Man comes closest to "universal harmony" in two forms of human activity, work and love. Unger's views about the value of work seem adapted from Marx, but he avoids the concept of alienation and sees no need for the worker to be a jack-of-all-trades. Unger accepts the continued division of labor, though he says it is moderated and refined to prevent the worker from feeling apart from the larger product.
As work permits a reconciliation of man and nature, love is the catalyst to the growth of a genuine spirit of community. The welfare-corporate state promotes a perverse love, an admiration of certain physical or moral attributes that deny the lover recognition as an individual. The person who experiences personal love, breaks away from the rational principles of liberalism: he is willing to put the safety of a lamb above the welfare of the flock. The promotion of this kind of love and its extension to relationships throughout the community is a prerequisite to the emergence of a more coherent society.

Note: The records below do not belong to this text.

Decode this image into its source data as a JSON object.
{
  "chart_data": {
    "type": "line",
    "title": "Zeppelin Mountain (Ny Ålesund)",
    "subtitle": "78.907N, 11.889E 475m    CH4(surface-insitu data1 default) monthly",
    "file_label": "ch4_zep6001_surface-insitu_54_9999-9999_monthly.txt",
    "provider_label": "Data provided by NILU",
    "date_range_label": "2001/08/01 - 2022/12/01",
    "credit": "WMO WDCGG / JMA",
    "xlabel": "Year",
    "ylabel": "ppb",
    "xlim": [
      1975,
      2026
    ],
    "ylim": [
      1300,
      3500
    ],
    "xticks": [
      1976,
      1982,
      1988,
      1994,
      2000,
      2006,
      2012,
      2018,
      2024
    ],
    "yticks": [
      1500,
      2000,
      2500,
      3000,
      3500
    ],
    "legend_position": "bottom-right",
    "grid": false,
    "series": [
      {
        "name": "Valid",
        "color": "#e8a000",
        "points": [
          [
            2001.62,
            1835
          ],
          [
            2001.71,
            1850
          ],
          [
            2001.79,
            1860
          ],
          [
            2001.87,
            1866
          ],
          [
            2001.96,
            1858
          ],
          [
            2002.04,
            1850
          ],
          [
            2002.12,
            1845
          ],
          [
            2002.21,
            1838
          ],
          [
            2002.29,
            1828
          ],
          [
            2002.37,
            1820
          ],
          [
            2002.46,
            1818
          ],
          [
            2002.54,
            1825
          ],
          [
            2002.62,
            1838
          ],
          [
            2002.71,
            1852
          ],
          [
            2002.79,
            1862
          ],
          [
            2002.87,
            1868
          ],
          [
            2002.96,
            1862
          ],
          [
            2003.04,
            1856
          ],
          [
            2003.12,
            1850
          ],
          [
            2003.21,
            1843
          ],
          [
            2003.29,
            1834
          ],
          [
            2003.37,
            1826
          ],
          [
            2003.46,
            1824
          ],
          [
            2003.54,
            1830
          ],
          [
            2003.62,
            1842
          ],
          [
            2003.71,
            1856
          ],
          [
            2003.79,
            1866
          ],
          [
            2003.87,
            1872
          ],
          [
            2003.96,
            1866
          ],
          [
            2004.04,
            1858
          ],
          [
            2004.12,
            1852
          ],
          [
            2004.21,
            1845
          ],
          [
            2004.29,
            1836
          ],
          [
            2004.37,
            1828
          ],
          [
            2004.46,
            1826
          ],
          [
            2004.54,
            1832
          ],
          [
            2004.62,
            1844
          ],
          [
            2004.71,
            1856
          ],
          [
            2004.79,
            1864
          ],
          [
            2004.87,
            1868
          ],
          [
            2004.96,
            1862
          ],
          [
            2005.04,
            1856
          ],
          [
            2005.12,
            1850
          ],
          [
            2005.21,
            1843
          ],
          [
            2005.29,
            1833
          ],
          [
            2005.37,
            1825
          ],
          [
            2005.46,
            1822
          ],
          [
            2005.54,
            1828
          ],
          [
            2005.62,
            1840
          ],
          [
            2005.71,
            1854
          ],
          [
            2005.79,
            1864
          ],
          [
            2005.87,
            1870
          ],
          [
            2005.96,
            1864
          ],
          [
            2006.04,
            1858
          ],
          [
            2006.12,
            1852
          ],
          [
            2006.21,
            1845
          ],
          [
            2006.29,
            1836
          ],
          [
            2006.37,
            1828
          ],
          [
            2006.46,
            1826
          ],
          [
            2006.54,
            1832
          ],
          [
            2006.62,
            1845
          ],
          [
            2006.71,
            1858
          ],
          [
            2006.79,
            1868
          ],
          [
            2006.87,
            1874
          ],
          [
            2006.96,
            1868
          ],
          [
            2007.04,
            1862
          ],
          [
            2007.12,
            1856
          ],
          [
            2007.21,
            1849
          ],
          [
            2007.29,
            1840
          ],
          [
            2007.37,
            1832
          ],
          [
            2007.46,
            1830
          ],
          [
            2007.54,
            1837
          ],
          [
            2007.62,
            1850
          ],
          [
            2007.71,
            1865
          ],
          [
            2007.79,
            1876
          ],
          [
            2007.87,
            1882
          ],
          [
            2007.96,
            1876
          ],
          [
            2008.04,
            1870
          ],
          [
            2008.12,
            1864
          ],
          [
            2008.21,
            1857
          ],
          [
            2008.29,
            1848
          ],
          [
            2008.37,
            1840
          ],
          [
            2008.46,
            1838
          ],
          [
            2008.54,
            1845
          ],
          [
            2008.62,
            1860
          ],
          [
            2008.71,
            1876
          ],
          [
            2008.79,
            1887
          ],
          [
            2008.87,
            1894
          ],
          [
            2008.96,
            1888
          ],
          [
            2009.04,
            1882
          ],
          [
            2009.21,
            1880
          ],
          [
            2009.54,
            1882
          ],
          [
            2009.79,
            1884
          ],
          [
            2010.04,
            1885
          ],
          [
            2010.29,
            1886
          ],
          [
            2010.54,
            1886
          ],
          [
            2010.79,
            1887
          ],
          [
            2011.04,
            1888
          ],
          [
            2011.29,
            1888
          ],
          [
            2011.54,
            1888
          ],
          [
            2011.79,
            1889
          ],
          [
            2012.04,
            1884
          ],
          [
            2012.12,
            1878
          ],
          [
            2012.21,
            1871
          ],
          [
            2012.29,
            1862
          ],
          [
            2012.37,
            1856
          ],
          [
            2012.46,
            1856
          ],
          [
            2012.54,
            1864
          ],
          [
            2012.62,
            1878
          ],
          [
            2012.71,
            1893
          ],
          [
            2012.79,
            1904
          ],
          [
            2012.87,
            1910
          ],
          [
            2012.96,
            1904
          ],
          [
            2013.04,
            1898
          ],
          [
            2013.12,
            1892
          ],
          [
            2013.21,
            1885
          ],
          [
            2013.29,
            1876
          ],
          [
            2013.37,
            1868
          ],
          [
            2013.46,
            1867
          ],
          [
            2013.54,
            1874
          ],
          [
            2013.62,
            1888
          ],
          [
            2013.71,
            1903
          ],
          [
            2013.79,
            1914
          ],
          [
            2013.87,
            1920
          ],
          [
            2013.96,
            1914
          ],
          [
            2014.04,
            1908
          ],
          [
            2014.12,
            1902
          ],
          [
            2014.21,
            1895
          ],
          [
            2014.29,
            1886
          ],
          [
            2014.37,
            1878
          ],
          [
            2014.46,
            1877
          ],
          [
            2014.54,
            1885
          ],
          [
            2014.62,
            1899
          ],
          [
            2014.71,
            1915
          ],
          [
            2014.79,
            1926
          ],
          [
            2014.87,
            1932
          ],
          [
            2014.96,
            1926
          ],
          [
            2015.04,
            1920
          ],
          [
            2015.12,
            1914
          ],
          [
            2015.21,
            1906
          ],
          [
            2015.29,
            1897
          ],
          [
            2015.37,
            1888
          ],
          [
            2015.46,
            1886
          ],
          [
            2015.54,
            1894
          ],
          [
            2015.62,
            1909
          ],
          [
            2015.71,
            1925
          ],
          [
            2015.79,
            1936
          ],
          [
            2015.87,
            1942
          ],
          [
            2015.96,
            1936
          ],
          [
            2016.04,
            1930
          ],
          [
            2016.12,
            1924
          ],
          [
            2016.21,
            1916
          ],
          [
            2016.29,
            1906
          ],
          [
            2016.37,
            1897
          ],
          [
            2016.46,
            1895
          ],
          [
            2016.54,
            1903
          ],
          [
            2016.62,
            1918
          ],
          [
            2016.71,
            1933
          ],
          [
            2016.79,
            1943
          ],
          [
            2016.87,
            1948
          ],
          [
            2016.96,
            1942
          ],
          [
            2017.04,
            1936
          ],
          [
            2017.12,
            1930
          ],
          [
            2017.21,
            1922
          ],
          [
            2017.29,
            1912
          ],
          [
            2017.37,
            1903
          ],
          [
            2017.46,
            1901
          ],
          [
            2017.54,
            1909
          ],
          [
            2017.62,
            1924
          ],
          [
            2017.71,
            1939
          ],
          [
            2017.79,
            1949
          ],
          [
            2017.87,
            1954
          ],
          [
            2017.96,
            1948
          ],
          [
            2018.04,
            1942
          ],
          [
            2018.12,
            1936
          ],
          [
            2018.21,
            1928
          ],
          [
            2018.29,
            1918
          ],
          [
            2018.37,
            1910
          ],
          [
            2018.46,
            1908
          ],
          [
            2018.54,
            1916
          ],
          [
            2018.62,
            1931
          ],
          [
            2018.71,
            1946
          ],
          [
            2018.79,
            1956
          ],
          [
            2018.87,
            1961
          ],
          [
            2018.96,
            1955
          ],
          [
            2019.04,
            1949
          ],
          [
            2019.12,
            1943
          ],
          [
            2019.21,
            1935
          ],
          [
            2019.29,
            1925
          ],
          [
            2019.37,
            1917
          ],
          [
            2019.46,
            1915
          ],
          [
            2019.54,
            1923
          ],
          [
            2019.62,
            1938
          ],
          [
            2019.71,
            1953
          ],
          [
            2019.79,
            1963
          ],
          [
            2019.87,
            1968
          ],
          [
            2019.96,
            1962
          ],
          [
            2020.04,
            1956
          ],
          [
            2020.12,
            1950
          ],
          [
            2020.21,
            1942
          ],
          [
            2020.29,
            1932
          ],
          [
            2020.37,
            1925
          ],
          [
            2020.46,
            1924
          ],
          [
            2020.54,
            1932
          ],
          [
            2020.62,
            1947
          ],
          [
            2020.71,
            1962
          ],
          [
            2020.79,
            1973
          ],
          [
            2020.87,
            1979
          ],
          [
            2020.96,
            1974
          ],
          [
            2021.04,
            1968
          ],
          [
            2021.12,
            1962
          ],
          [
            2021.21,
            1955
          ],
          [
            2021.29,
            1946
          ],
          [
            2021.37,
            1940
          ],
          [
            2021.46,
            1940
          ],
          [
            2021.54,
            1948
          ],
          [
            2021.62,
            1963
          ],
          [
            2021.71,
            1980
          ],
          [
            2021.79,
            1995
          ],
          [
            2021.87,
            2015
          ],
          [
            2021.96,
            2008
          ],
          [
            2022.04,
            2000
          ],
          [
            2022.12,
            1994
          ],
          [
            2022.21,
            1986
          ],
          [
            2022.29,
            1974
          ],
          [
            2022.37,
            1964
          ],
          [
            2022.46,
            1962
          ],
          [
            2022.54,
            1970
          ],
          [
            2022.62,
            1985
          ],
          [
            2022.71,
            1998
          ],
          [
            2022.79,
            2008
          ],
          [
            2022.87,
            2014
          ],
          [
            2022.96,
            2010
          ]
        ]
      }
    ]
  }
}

In tones as strong as those of the Communist Manifesto, Unger implores us:
All men should work toward the day when the priority of the fight against domination to the development of community will be reversed. Then at last will the calling of modern politics have been answered.
Unger here is at the precipice of his analysis. Liberal thought and its revisions are in ruins below him--he looks out toward a new kind of society. But he has caught himself in his own trap: because the general can never accurately describe a particular, he can construct no clear vision of what should come about. The rudiments of his new theory, as formulated, is open to pretty much the same attacks he levels at Marxism. In attempting "total" criticism, Unger launched an attack not merely upon liberalism, but upon the concept of theory itself. And it is probably safe to say that he will spend the next 20 years trying to do what seems impossible: designing a new social theory that is not theory in any traditional logical sense.
AS A START on this project, Unger devotes the last chapter of Knowledge and Politics to a "theory of organic groups." He sketches a society of small, democratically-run communes. They are close-knit enough so that everyone knows the other members and has a form of "political love" for them, relating to them not in their work roles but as individuals. The inhabitants have lost all sense of pure self-interest and think only of the interests of the commune.
Each group might be defined by the occupations of its members, part of hierarchically-arranged system of communes. The task of the top commune would to insure peace and order throughout the system. Unger envisions in this system a harmony of the structure and the consciousness of its citizens.
But Unger fails to explore the characteristics of human nature or even whether it is innate. He has picked out elements of human activity like love and work and set out to make their refinement the good of society. But what if the will to dominate, an element present in society long before liberalism, persists? Here we meet the limits of knowledge against politics: the formation of a perfect world, like all man's "great endeavors on this earth, are condemned to incompleteness."
And if philosophy is limited by politics on one side, it is met on the other by metaphysical and religious issues. Is God separate from the world and above it, or is he present in every part of it? Religion's end, like that of politics, must be unity of the universal and the particular, through the adoption of entirely new kinds of theology. But Unger can offer no further insight into religion, because God, if he exists, has not revealed himself. The book ends eerily: "But our days pass and still we do not know you fully. Why then do you remain silent? Speak, God."